Café Sladkovský,  photo: Ian Willoughby
I first met you when we both lived in this area, I don’t know, 10,12, 15 years ago, and it was a wasteland. Now, I read that around the corner on Krymská St. six new places have opened in the last year. How has this area been revived in this way?

“It’s just a kind of synergy effect. Because when one place or one venue is going well, somebody else wants to do something similar and wants to use the publicity and the people who come to the first place, which is already open.

“That’s how it was with [owner Ondřej] Kobza, with Café v lese. Then it was Na cestě, which is an interesting bar that I don’t think there’s anything like in town. It has live DJs every time it’s open.

“It’s not open every day but it has live DJs and wonderful sort of chill out music and you can spend the night there till 6 in the morning before you’ve noticed. It’s a brilliant place.

“Then there’s a gallery called Mu Koncept. There’s a fashion shop that has all Czech designer fashion and vintage fashion; it’s called Boho. And there’s Plevel, which is a vegetarian restaurant and they do raw food.

“Always it was the same principle. A friend of a friend asked about a place. What we do here also is we try to keep our eye on empty spaces and venues.

“We tell people, look, there is something on Krymská, there’s something on that corner, this corner. So that we can sort of multiply our… membership, or how to put it.

“But we’re no closed, elitist society. We just like to do things our own way and when we do somebody who does things in a similar way we just like them if they’d like to join us, or do something with us.”

Has it become a kind of hipster area around here?

Photo: Official website of Café v lese
“Yeah, it’s more concentrated on Café v lese, because they do a lot of concerts. They have a big concert venue downstairs for 200 people. So it’s more concentrated on that.

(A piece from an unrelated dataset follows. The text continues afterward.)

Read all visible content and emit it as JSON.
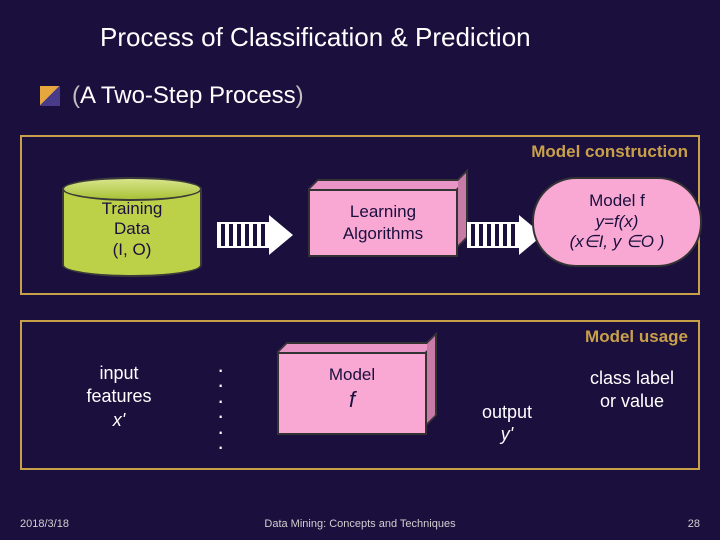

“But Sladkovský, our café, has a different atmosphere. It’s more like arty, talking, coffees, good food.”

I recently met a Slovak guy who I know a little bit and he told me he was moving to this part of the city because it was the place to be. Have you heard of other people moving here?

“Lots. Lots of people do this. Lots of people ask. What we do about shop spaces and café spaces, we also do for flats. We know lots of house owners in the area, so if we hear there’s something empty we let the word spread.

“People always ask. When somebody moves to Vršovice they usually don’t want to leave. They’re always looking for new places.”

Would you like to see this place become gentrified? Is that possible, do you think?

“Oh no, God no. No, no, no. Two years ago somebody wrote about Krymská that it would become a new Stodolní, which is a commercialised area in Ostrava.

Vršovice,  photo: Google Maps
“We were really shocked and we totally protested – this is not what we want. We just want to keep going as we are. This is what we like.

“We want to keep this small business and friendly ties and to do things together, like with [pro-cycling civic group] Auto*mat…

“We do things in public space, various celebrations, like neighbourhood celebrations where you can take a small table out, cook something at home and sell it for whatever you think it’s worth, and have some music, have some fun outside.

“Because this place really was a wasteland and we want to change that.”

Since he opened Café v lese, your neighbour Ondřej Kobza has opened several other places, cafés and even a restaurant, I believe. Have you got any plans to expand the Sladkovský… empire?

“Kobza likes the empire idea and he is always… every day he has 10 new ideas, some of them good, some not so good.

“But we are more trying to work on stability and the reliability of the place – the people who come here always know what they’ll find and they like what they find. So we’re still here and we won’t be moving anywhere else in the near future.

“But my kind of private dream is to have a velkokavárna [large café], like Café Slavia, with like 200 places.

“It’s something traditional to Czech cities – that these large cafés attract all the cream of the city and you can meet just anybody there. You can have decent food and a cake and coffee, a nice view.

“And I’d like that. I’d like that. But it’s kind of a big project.”


The episode featured today was first broadcast on July 22, 2013.